Tag: Naval Hospital Bremerton

The U.S. Military Believes People Have a Sixth Sense

FLASHBACK ARTICLE by Annie Jacobsen                      April 3, 2017                   (time.com)

• Fifty years ago in Vietnam, U.S. soldier Joe McMoneagle used his sixth sense to avoid stepping on booby traps, falling into punji pits, and walking into Viet Cong ambushes. His ability to sense danger was not lost on his fellow soldiers, and the power of his intuitive capabilities spread throughout his military unit.

• In 2006, U.S. Marine Staff Sergeant Martin Richburg was deployed in Iraq. Using his intuition, he avoided an improvised explosive device (IED). The Office of Naval Research (ONR) program manager, Commander Joseph Cohn, told the New York Times, “These reports from the field often detailed a ‘sixth sense’ or ‘Spidey sense’ that alerted them to an impending attack or I.E.D., or that allowed them to respond to a novel situation without consciously analyzing the situation.”

• In 2014, the ONR launched a four-year, $3.85 million research program to explore the phenomena it calls premonition and intuition, or “Spidey sense,” for sailors and Marines. Today, active duty Marines are being taught to hone precognitive skills in order to “preempt snipers, IED emplacers and other irregular assaults [using] advanced perceptual competences that have not been well studied.”

• At Naval Hospital Bremerton, Washington, defense scientists and military researchers are exploring cognition and perception in soldiers’ virtual dream states and PTSD-related nightmares as part of a research program called Power Dreaming sponsored by the Naval Medical Research Center. Its goal is to teach trainees to transform their debilitating nightmares into empowering dreams using bio- feedback techniques and computer technology.

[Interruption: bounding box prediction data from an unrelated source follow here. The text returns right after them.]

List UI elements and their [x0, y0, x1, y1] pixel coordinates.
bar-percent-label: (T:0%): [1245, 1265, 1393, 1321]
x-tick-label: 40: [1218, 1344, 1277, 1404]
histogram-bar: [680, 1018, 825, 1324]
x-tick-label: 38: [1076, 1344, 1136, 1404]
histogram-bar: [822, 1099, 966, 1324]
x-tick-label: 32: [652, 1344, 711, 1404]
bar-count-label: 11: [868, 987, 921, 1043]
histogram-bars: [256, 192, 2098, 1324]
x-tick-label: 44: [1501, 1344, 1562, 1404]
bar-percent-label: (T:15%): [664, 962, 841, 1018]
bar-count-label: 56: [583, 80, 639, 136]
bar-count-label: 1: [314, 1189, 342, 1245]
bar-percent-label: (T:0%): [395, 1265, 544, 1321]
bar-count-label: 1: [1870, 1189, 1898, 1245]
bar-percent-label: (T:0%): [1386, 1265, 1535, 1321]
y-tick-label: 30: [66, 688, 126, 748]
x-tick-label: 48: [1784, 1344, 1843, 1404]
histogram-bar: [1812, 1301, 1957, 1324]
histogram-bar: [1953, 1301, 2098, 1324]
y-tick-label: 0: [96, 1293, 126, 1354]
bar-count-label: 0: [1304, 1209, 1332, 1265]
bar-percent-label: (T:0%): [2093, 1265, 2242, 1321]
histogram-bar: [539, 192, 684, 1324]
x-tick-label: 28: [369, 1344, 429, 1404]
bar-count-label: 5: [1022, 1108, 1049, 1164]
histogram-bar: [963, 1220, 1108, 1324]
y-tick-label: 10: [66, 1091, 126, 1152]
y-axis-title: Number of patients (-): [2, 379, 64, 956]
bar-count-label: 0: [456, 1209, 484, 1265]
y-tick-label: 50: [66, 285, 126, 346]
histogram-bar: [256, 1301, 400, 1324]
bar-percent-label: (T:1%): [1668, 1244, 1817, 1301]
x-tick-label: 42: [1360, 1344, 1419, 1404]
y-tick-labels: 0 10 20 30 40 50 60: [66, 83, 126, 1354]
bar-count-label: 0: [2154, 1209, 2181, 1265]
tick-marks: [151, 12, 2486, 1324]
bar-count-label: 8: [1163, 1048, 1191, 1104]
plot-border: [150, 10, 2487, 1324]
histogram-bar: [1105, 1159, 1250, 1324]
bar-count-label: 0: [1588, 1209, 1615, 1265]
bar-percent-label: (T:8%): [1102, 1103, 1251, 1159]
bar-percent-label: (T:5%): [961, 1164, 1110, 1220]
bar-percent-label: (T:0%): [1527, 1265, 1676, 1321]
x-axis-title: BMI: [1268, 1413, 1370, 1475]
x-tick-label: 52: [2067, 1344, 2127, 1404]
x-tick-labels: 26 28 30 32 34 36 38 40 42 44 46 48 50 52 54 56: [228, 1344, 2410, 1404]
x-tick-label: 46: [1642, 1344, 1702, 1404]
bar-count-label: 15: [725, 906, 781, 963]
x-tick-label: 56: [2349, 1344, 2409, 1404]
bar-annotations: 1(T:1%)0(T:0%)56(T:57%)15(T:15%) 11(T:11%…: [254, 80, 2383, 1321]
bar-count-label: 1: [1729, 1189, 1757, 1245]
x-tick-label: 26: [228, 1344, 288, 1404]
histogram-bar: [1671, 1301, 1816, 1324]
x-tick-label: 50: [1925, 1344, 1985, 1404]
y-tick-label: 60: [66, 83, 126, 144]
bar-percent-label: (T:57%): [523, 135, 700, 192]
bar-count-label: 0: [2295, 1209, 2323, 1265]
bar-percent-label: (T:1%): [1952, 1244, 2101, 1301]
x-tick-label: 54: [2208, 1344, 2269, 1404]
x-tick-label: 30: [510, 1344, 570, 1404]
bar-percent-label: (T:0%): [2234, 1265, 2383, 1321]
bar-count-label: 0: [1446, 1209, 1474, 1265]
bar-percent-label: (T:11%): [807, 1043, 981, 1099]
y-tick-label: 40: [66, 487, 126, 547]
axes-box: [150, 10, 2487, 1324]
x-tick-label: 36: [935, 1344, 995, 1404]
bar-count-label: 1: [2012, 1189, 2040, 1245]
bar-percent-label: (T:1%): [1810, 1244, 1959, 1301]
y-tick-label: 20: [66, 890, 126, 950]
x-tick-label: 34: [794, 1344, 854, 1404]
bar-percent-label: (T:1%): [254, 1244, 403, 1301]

• Because of the stigma of ESP and PK, the nomenclature has changed, allowing the Defense Department to distance itself from its ‘remote-viewing’ past. Under the Perceptual Training Systems and Tools banner, extrasensory perception has a new name in the modern era: “sensemaking.”

• CIA and DoD research indicates that premonition, or precognition, appears to be weak in some, strong in others, and extraordinary in a rare few. Will the Navy’s contemporary work on “sensemaking,” the continuous effort to understand the connections among people, places, and events, finally unlock the mystery of ESP?

 

In 2014, the Office of Naval Research embarked on a four-year, $3.85 million research program to explore the phenomena it calls premonition and intuition, or “Spidey sense,” for sailors and Marines.

“We have to understand what gives rise to this so-called ‘sixth sense,’ says Peter Squire, a program officer in ONR’s Expeditionary Maneuver Warfare and Combating Terrorism department. Today’s Navy scientists place less emphasis on trying to understand the phenomena theoretically and more on using technology to examine the mysterious process, which Navy scientists assure the public is not based on superstition. “If the researchers understand the process, there may be ways to accelerate it — and possibly spread the powers of intuition throughout military units,” says Dr. Squire. The Pentagon’s focus is to maximize the power of the sixth sense for operational use. “If we can characterize this intuitive decision-making process and model it, then the hope is to accelerate the acquisition of these skills,” says Lieutenant Commander Brent Olde of ONR’s Warfighter Performance Department for Human and Bioengineered Systems. “[Are] there ways to improve premonition through training?” he asks.

According to the Pentagon, the program was born of field reports from the war theater, including a 2006 incident in Iraq, when Staff Sergeant Martin Richburg, using intuition, prevented carnage in an IED, or improvised explosive device, incident. Commander Joseph Cohn, a program manager at the naval office, told the New York Times, “These reports from the field often detailed a ‘sixth sense’ or ‘Spidey sense’ that alerted them to an impending attack or I.E.D., or that allowed them to respond to a novel situation without consciously analyzing the situation.”

More than a decade later, today’s Defense Department has accelerated practical applications of this concept. Active-duty Marines are being taught to hone precognitive skills in order to “preempt snipers, IED emplacers and other irregular assaults [using] advanced perceptual competences that have not been well studied.” Because of the stigma of ESP and PK, the nomenclature has changed, allowing the Defense Department to distance itself from its remote-viewing past. Under the Perceptual Training Systems and Tools banner, extrasensory perception has a new name in the modern era: “sensemaking.” In official Defense Department literature sensemaking is defined as “a motivated continuous effort to understand connections (which can be among people, places, and events) in order to anticipate their trajectories and act effectively.”